The first time was when I stepped onto the stage for theater class at Yukon High School. It was there in the tiny black box theater when I realized I had a voice. More importantly, I learned that my voice could change the world around me. Never again would I go quietly.
The second time was when I held the woman of my dreams in my arms. She lay there sleeping on my chest with her head towards the television. Amid all the white noise, it all failed in comparison to the thought that hasn’t left: I will spend the rest of my life with this angel. It’s too bad that we only have a lifetime to spend together. I could spend the rest of eternity and then some.
The third and final experience was my entire time working here at the Pioneer. Story after story, I could feel the madman and poet inside me collaborating to create something important. It was important to me, and I hope it was important for you as well.
There isn’t enough space on these pages to express how much I’ve learned over the year and a half I’ve spent here. How do you begin to express that which honed your craft and gave you a chance to prove what you’re worth?
Without the Pioneer, I wouldn’t be the writer I am now.
Without the Pioneer, I wouldn’t have the opportunities I’m going through with now.
Without the Pioneer, I wouldn’t have had the courage to quit my dead-end job and work on being the best American writer in history.

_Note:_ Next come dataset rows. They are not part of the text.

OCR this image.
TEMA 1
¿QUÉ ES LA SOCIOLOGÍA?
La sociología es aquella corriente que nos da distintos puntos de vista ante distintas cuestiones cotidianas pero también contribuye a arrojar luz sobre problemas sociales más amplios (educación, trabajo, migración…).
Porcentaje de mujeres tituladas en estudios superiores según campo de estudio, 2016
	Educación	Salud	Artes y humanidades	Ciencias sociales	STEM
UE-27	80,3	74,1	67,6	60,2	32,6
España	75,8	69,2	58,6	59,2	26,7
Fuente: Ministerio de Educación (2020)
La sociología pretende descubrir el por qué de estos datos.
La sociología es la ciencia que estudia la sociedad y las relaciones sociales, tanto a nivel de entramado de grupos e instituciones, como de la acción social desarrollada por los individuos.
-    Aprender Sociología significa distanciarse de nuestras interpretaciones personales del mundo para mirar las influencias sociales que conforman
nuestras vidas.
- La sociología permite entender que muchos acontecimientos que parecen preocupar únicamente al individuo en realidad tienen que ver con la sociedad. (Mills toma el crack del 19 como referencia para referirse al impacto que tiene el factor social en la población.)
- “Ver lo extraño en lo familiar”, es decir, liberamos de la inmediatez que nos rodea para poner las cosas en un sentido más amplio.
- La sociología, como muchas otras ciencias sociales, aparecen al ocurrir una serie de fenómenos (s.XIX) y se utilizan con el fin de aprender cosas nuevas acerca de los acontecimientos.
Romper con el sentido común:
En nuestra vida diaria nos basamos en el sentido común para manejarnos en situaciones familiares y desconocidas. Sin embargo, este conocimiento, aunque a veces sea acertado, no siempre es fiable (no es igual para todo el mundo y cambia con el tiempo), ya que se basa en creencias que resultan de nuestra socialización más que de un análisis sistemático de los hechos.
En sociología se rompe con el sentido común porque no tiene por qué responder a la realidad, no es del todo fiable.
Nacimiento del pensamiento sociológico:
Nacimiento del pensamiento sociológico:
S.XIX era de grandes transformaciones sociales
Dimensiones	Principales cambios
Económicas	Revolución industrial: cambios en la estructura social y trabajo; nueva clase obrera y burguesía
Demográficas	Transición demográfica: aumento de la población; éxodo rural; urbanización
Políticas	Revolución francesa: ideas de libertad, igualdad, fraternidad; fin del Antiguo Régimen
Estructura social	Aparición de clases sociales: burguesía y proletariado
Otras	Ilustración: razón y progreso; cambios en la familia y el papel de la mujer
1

Give it time, I’ll make it happen.
For those who are reading, I want you to know that I, and the rest of the Pioneer, thank you for reading our work. We thank you for helping us promote the 1st Amendment and express ourselves as the up-and-coming generation.
For the Pioneer crew and Scott, I cannot thank you enough. You are the reason I strive and the reason I’m going to go beyond this state to show the world what this organization is made of.
At the end of the day, we are here as the human race hoping to be original in one way or another. We all want to be remembered for something we do. The world belongs to those crazy enough to live it.
From me to you, be crazy and show the world that you’re here to stay.
As for me, I’m going take the world out for a spin and show it I’m not going anywhere.